Wednesday, March 12, 2014

Breaking Up is Havarti to Do

Dear Cheese,

These are the hardest words I’ve ever had to write to a food product, but I have to be honest with you and with myself, and tell you that it’s over between us.

We had an amazing run, Cheese. From those innocent days of Kraft singles and string cheese through those experimental college years of Stilton and Gruyere, you’ve been a constant in my life – the first food I ever truly loved.

I remember discovering goat cheese and thinking that I had tasted Heaven. Some snickered when a girlfriend declared, “Havarti tastes like sex.” But I didn’t snicker. I knew exactly what she meant.

You were sweet. You were salty. With blue, veiny abandon, you were sometimes a bit nasty.
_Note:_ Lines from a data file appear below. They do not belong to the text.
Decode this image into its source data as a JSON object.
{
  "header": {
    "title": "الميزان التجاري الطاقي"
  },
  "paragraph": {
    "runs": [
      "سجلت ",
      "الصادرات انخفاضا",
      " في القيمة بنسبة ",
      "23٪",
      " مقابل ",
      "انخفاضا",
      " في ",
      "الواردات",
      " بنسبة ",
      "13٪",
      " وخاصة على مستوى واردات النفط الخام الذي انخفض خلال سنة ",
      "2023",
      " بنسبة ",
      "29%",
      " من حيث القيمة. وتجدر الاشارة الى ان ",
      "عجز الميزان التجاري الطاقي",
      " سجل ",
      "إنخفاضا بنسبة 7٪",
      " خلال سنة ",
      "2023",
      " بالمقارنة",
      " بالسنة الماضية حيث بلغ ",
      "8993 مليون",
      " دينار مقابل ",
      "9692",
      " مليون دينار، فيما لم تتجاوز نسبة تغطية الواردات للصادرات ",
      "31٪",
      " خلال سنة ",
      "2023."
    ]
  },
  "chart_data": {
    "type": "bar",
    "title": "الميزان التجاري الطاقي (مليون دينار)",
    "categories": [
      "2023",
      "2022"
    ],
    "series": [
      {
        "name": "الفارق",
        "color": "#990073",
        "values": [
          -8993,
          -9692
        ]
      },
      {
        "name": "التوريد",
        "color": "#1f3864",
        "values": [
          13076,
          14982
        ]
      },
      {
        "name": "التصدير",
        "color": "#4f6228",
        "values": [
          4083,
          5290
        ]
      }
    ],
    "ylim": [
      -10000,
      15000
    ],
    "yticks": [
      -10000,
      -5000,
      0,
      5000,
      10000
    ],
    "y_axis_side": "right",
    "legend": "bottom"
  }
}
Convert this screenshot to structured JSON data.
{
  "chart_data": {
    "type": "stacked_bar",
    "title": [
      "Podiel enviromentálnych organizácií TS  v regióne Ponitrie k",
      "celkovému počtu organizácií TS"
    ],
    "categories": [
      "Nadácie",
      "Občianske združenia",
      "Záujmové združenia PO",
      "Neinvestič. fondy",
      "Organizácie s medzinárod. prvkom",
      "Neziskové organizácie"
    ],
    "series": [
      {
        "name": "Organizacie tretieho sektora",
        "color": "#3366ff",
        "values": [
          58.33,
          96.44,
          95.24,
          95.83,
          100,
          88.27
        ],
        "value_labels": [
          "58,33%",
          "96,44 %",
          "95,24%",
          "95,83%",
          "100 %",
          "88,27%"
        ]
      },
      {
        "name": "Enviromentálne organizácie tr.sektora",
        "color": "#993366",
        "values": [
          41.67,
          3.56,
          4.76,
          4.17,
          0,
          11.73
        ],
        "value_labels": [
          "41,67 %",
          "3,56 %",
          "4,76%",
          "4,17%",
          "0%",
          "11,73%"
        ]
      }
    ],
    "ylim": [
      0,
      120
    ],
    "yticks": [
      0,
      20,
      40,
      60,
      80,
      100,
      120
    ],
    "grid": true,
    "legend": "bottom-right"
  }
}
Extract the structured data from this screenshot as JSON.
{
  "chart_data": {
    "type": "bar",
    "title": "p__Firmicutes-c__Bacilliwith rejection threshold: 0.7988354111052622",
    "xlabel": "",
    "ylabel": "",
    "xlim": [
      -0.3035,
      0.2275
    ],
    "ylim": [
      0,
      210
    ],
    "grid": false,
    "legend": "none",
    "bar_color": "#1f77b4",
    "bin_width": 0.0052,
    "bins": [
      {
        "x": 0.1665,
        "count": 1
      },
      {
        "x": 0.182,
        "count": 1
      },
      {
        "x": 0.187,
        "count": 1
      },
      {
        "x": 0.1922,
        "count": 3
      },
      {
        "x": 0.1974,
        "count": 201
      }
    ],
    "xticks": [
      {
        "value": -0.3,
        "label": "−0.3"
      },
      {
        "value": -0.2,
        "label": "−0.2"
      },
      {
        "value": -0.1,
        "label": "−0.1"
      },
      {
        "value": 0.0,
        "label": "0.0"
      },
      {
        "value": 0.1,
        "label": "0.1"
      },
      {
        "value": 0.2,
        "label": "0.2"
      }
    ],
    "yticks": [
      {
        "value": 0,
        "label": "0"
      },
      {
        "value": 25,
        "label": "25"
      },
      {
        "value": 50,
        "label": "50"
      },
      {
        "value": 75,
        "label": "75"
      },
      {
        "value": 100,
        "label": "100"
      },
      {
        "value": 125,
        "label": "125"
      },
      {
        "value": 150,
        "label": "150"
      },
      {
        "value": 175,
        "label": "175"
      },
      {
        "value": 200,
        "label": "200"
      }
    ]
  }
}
My mother warned me that you were bad for me, but that just made me want you more. I had you first thing in the morning, spread out on my bagel, and I twirled you around my tongue atop pasta any evening I thought I could get away with it. I loved it when you were soft, and oh, how I loved it when you were hard.

But I can’t go on like this.

I’m of Ashkenazi descent, Cheese, and there’s this thing called familial hypercholesterolemia that affects my people with a greater frequency than the rest of the world. (You knew, the first time I refused a cheeseburger, that religion would eventually come between us.) I’m at an increased risk of having my heart broken by you… well, not broken so much as stopped. Clogged up with cholesterol.

I have to protect myself; I’m a married woman and a mother. I can’t just go about, cavorting with any food product I like, as though there were no consequences.


You will still be a presence in my life, Cheese. My children adore you, and there’s no reason to keep you away from them. But my days of gobbling up their half-eaten pizza slices are over. I will not allow you to use my children to get back together with me – so don’t even try it.

It will be difficult at first to get used to life without you. You were my go-to middle-of-the-night snack through all three of my pregnancies. You were the only thing that made lox and bagels make sense together. You were an appetizer, a main course and a dessert – sometimes all in one meal. 

There is no replacement for you – I wouldn’t insult you by introducing soy cheese into my life. I’m not cruel. Or stupid. And so, for the rest of my days, I will walk around with a cheese-size hole in my heart.

But it is for my heart that I must say goodbye to you. Shredded, melted, grated – no matter how you slice it, you are a thing of beauty, Cheese. I will miss you.